Description Mike Fiedler 2017-07-03 22:49:22 UTC
Description of problem:

Running 10, 100, 200, 300 concurrent builds in Online Pro production.  This cluster has 60 computes, 3 registries and uses S3 as the backend storage for the registry.

At the 300 concurrent build level a significant (20%) number of builds start failing with either 404 errors for the push or a cryptic EOF message.   Sample logs from failed builds are attached.   I'll add a link to complete build logs in a private comment.   Registry pod logs and the syslogs of the nodes where the registry is running are attached.

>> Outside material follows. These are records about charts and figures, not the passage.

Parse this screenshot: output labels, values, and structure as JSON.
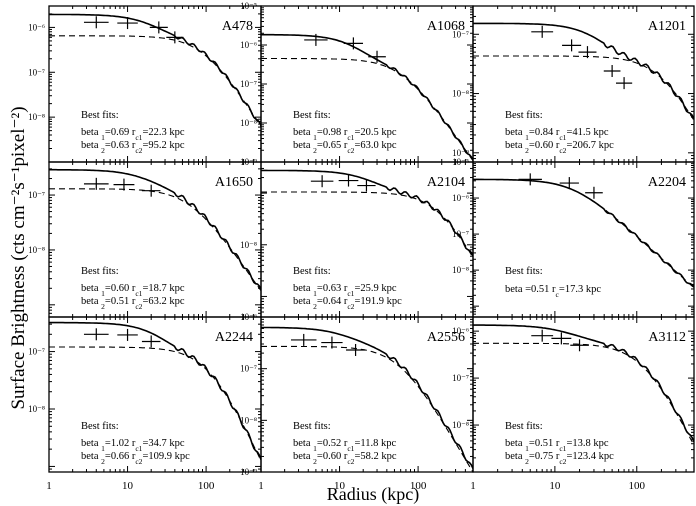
{
  "figure": {
    "ylabel": "Surface Brightness (cts cm⁻²s⁻¹pixel⁻²)",
    "xlabel": "Radius (kpc)",
    "fits_title": "Best fits:"
  },
  "chart_data": [
    {
      "type": "line",
      "title": "A478",
      "x_scale": "log",
      "y_scale": "log",
      "xlim": [
        1,
        500
      ],
      "ylim": [
        1e-09,
        3e-06
      ],
      "x_ticks": [
        "1",
        "10",
        "100"
      ],
      "y_ticks": [
        {
          "v": 1e-06,
          "label": "10⁻⁶"
        },
        {
          "v": 1e-07,
          "label": "10⁻⁷"
        },
        {
          "v": 1e-08,
          "label": "10⁻⁸"
        }
      ],
      "models": [
        {
          "name": "beta_1",
          "norm": 1.3e-06,
          "rc": 22.3,
          "beta": 0.69
        },
        {
          "name": "beta_2",
          "norm": 6.5e-07,
          "rc": 95.2,
          "beta": 0.63
        }
      ],
      "data_points": [
        {
          "r": 4,
          "y": 1.3e-06
        },
        {
          "r": 10,
          "y": 1.25e-06
        },
        {
          "r": 25,
          "y": 1e-06
        },
        {
          "r": 40,
          "y": 6e-07
        }
      ],
      "fit_lines": [
        "beta 1=0.69 r c1=22.3 kpc",
        "beta 2=0.63 r c2=95.2 kpc"
      ]
    },
    {
      "type": "line",
      "title": "A1068",
      "x_scale": "log",
      "y_scale": "log",
      "xlim": [
        1,
        500
      ],
      "ylim": [
        1e-09,
        1e-05
      ],
      "x_ticks": [
        "1",
        "10",
        "100"
      ],
      "y_ticks": [
        {
          "v": 1e-05,
          "label": "10⁻⁵"
        },
        {
          "v": 1e-06,
          "label": "10⁻⁶"
        },
        {
          "v": 1e-07,
          "label": "10⁻⁷"
        },
        {
          "v": 1e-08,
          "label": "10⁻⁸"
        },
        {
          "v": 1e-09,
          "label": "10⁻⁹"
        }
      ],
      "models": [
        {
          "name": "beta_1",
          "norm": 1.4e-06,
          "rc": 20.5,
          "beta": 0.98
        },
        {
          "name": "beta_2",
          "norm": 4.5e-07,
          "rc": 63.0,
          "beta": 0.65
        }
      ],
      "data_points": [
        {
          "r": 5,
          "y": 1.35e-06
        },
        {
          "r": 15,
          "y": 1.1e-06
        },
        {
          "r": 30,
          "y": 5e-07
        }
      ],
      "fit_lines": [
        "beta 1=0.98 r c1=20.5 kpc",
        "beta 2=0.65 r c2=63.0 kpc"
      ]
    },
    {
      "type": "line",
      "title": "A1201",
      "x_scale": "log",
      "y_scale": "log",
      "xlim": [
        1,
        500
      ],
      "ylim": [
        7e-10,
        3e-07
      ],
      "x_ticks": [
        "1",
        "10",
        "100"
      ],
      "y_ticks": [
        {
          "v": 1e-07,
          "label": "10⁻⁷"
        },
        {
          "v": 1e-08,
          "label": "10⁻⁸"
        },
        {
          "v": 1e-09,
          "label": "10⁻⁹"
        }
      ],
      "models": [
        {
          "name": "beta_1",
          "norm": 1.1e-07,
          "rc": 41.5,
          "beta": 0.84
        },
        {
          "name": "beta_2",
          "norm": 4.3e-08,
          "rc": 206.7,
          "beta": 0.6
        }
      ],
      "data_points": [
        {
          "r": 7,
          "y": 1.1e-07
        },
        {
          "r": 16,
          "y": 6.5e-08
        },
        {
          "r": 25,
          "y": 5e-08
        },
        {
          "r": 50,
          "y": 2.4e-08
        },
        {
          "r": 70,
          "y": 1.5e-08
        }
      ],
      "fit_lines": [
        "beta 1=0.84 r c1=41.5 kpc",
        "beta 2=0.60 r c2=206.7 kpc"
      ]
    },
    {
      "type": "line",
      "title": "A1650",
      "x_scale": "log",
      "y_scale": "log",
      "xlim": [
        1,
        500
      ],
      "ylim": [
        6e-10,
        4e-07
      ],
      "x_ticks": [
        "1",
        "10",
        "100"
      ],
      "y_ticks": [
        {
          "v": 1e-07,
          "label": "10⁻⁷"
        },
        {
          "v": 1e-08,
          "label": "10⁻⁸"
        }
      ],
      "models": [
        {
          "name": "beta_1",
          "norm": 1.6e-07,
          "rc": 18.7,
          "beta": 0.6
        },
        {
          "name": "beta_2",
          "norm": 1.3e-07,
          "rc": 63.2,
          "beta": 0.51
        }
      ],
      "data_points": [
        {
          "r": 4,
          "y": 1.6e-07
        },
        {
          "r": 9,
          "y": 1.55e-07
        },
        {
          "r": 20,
          "y": 1.2e-07
        }
      ],
      "fit_lines": [
        "beta 1=0.60 r c1=18.7 kpc",
        "beta 2=0.51 r c2=63.2 kpc"
      ]
    },
    {
      "type": "line",
      "title": "A2104",
      "x_scale": "log",
      "y_scale": "log",
      "xlim": [
        1,
        500
      ],
      "ylim": [
        4e-10,
        4e-07
      ],
      "x_ticks": [
        "1",
        "10",
        "100"
      ],
      "y_ticks": [
        {
          "v": 1e-08,
          "label": "10⁻⁸"
        }
      ],
      "models": [
        {
          "name": "beta_1",
          "norm": 1.7e-07,
          "rc": 25.9,
          "beta": 0.63
        },
        {
          "name": "beta_2",
          "norm": 1.05e-07,
          "rc": 191.9,
          "beta": 0.64
        }
      ],
      "data_points": [
        {
          "r": 6,
          "y": 1.7e-07
        },
        {
          "r": 13,
          "y": 1.75e-07
        },
        {
          "r": 22,
          "y": 1.4e-07
        }
      ],
      "fit_lines": [
        "beta 1=0.63 r c1=25.9 kpc",
        "beta 2=0.64 r c2=191.9 kpc"
      ]
    },
    {
      "type": "line",
      "title": "A2204",
      "x_scale": "log",
      "y_scale": "log",
      "xlim": [
        1,
        500
      ],
      "ylim": [
        5e-10,
        1e-05
      ],
      "x_ticks": [
        "1",
        "10",
        "100"
      ],
      "y_ticks": [
        {
          "v": 1e-05,
          "label": "10⁻⁵"
        },
        {
          "v": 1e-06,
          "label": "10⁻⁶"
        },
        {
          "v": 1e-07,
          "label": "10⁻⁷"
        },
        {
          "v": 1e-08,
          "label": "10⁻⁸"
        }
      ],
      "models": [
        {
          "name": "beta",
          "norm": 3.3e-06,
          "rc": 17.3,
          "beta": 0.51
        }
      ],
      "data_points": [
        {
          "r": 5,
          "y": 3.3e-06
        },
        {
          "r": 15,
          "y": 2.6e-06
        },
        {
          "r": 30,
          "y": 1.4e-06
        }
      ],
      "fit_lines": [
        "beta=0.51 r c=17.3 kpc"
      ]
    },
    {
      "type": "line",
      "title": "A2244",
      "x_scale": "log",
      "y_scale": "log",
      "xlim": [
        1,
        500
      ],
      "ylim": [
        8e-10,
        4e-07
      ],
      "x_ticks": [
        "1",
        "10",
        "100"
      ],
      "y_ticks": [
        {
          "v": 1e-07,
          "label": "10⁻⁷"
        },
        {
          "v": 1e-08,
          "label": "10⁻⁸"
        }
      ],
      "models": [
        {
          "name": "beta_1",
          "norm": 2e-07,
          "rc": 34.7,
          "beta": 1.02
        },
        {
          "name": "beta_2",
          "norm": 1.2e-07,
          "rc": 109.9,
          "beta": 0.66
        }
      ],
      "data_points": [
        {
          "r": 4,
          "y": 2e-07
        },
        {
          "r": 10,
          "y": 1.95e-07
        },
        {
          "r": 20,
          "y": 1.5e-07
        }
      ],
      "fit_lines": [
        "beta 1=1.02 r c1=34.7 kpc",
        "beta 2=0.66 r c2=109.9 kpc"
      ]
    },
    {
      "type": "line",
      "title": "A2556",
      "x_scale": "log",
      "y_scale": "log",
      "xlim": [
        1,
        500
      ],
      "ylim": [
        1e-09,
        1e-06
      ],
      "x_ticks": [
        "1",
        "10",
        "100"
      ],
      "y_ticks": [
        {
          "v": 1e-06,
          "label": "10⁻⁶"
        },
        {
          "v": 1e-07,
          "label": "10⁻⁷"
        },
        {
          "v": 1e-08,
          "label": "10⁻⁸"
        },
        {
          "v": 1e-09,
          "label": "10⁻⁹"
        }
      ],
      "models": [
        {
          "name": "beta_1",
          "norm": 3.6e-07,
          "rc": 11.8,
          "beta": 0.52
        },
        {
          "name": "beta_2",
          "norm": 2.7e-07,
          "rc": 58.2,
          "beta": 0.6
        }
      ],
      "data_points": [
        {
          "r": 3.5,
          "y": 3.6e-07
        },
        {
          "r": 8,
          "y": 3.2e-07
        },
        {
          "r": 16,
          "y": 2.3e-07
        }
      ],
      "fit_lines": [
        "beta 1=0.52 r c1=11.8 kpc",
        "beta 2=0.60 r c2=58.2 kpc"
      ]
    },
    {
      "type": "line",
      "title": "A3112",
      "x_scale": "log",
      "y_scale": "log",
      "xlim": [
        1,
        500
      ],
      "ylim": [
        1e-09,
        2e-06
      ],
      "x_ticks": [
        "1",
        "10",
        "100"
      ],
      "y_ticks": [
        {
          "v": 1e-06,
          "label": "10⁻⁶"
        },
        {
          "v": 1e-07,
          "label": "10⁻⁷"
        },
        {
          "v": 1e-08,
          "label": "10⁻⁸"
        }
      ],
      "models": [
        {
          "name": "beta_1",
          "norm": 8e-07,
          "rc": 13.8,
          "beta": 0.51
        },
        {
          "name": "beta_2",
          "norm": 5.5e-07,
          "rc": 123.4,
          "beta": 0.75
        }
      ],
      "data_points": [
        {
          "r": 7,
          "y": 8e-07
        },
        {
          "r": 12,
          "y": 7e-07
        },
        {
          "r": 20,
          "y": 5e-07
        }
      ],
      "fit_lines": [
        "beta 1=0.51 r c1=13.8 kpc",
        "beta 2=0.75 r c2=123.4 kpc"
      ]
    }
  ]
}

Version-Release number of selected component (if applicable): 3.5.5.50


How reproducible: Always when running 300 concurrent builds (5 builds per compute)


Steps to Reproduce:
1.  Online Pro production
2.  Create 300 projects with a quickstart - we used nodejs-mongodb
3.  Run all 300 builds concurrently.   Looping the projects with oc start-build will work or you can use the svt build_test tool:  https://github.com/openshift/svt/blob/master/openshift_performance/ose3_perf/scripts/build_test-README.md

Actual results:

20% of the builds fail with 404 errors on the push or with EOF messages like this:

2017-07-03T21:25:12.365716675Z error: build error: Failed to push image: Put https://172.30.118.67:5000/v2/proj44/nodejs-mongodb-example/blobs/uploads/c6348934-ce2a-480f-8307-d20a06a0a0d9?_state=RVk_IZciwmaWU3X7URbhnPJDO4CzFFnefRROMuybp-F7Ik5hbWUiOiJwcm9qNDQvbm9kZWpzLW1vbmdvZGItZXhhbXBsZSIsIlVVSUQiOiJjNjM0ODkzNC1jZTJhLTQ4MGYtODMwNy1kMjBhMDZhMGEwZDkiLCJPZmZzZXQiOjgwNjAsIlN0YXJ0ZWRBdCI6IjIwMTctMDctMDNUMjE6MjQ6MTJaIn0%3D&digest=sha256%3Ae8ccea6b2ec2c6cca16c742a2777017e86a223fb36961385d1ddfaba573de1b8: EOF


Expected results:

Less than 1% failures is the target

Comment 1 Mike Fiedler 2017-07-03 22:50:25 UTC
Created attachment 1293989 [details]
build log for EOF failure

Comment 2 Mike Fiedler 2017-07-03 22:50:48 UTC
Created attachment 1293990 [details]
build log for 404 failure

Comment 3 Mike Fiedler 2017-07-03 22:52:37 UTC
Created attachment 1293991 [details]
registry pod logs and syslog for registry nodes

Comment 5 Abhishek Gupta 2017-07-06 17:33:41 UTC
Pushing this out of the blocker list as we should not hit ~300 concurrent builds in prod at launch and users can retry their builds.

Comment 6 Ben Parees 2017-10-03 01:56:21 UTC
Mike, do the rate limiting options added to the registry resolve this?  (can you configure a rate limit that allows 300 concurrent builds to succeed, though obviously they will take longer to get pushed)

Note that we've also added automatic retry logic to build pushes, so even if pushes are failing, builds should eventually succeed unless the build gives up (it tries a total of 6 times i believe).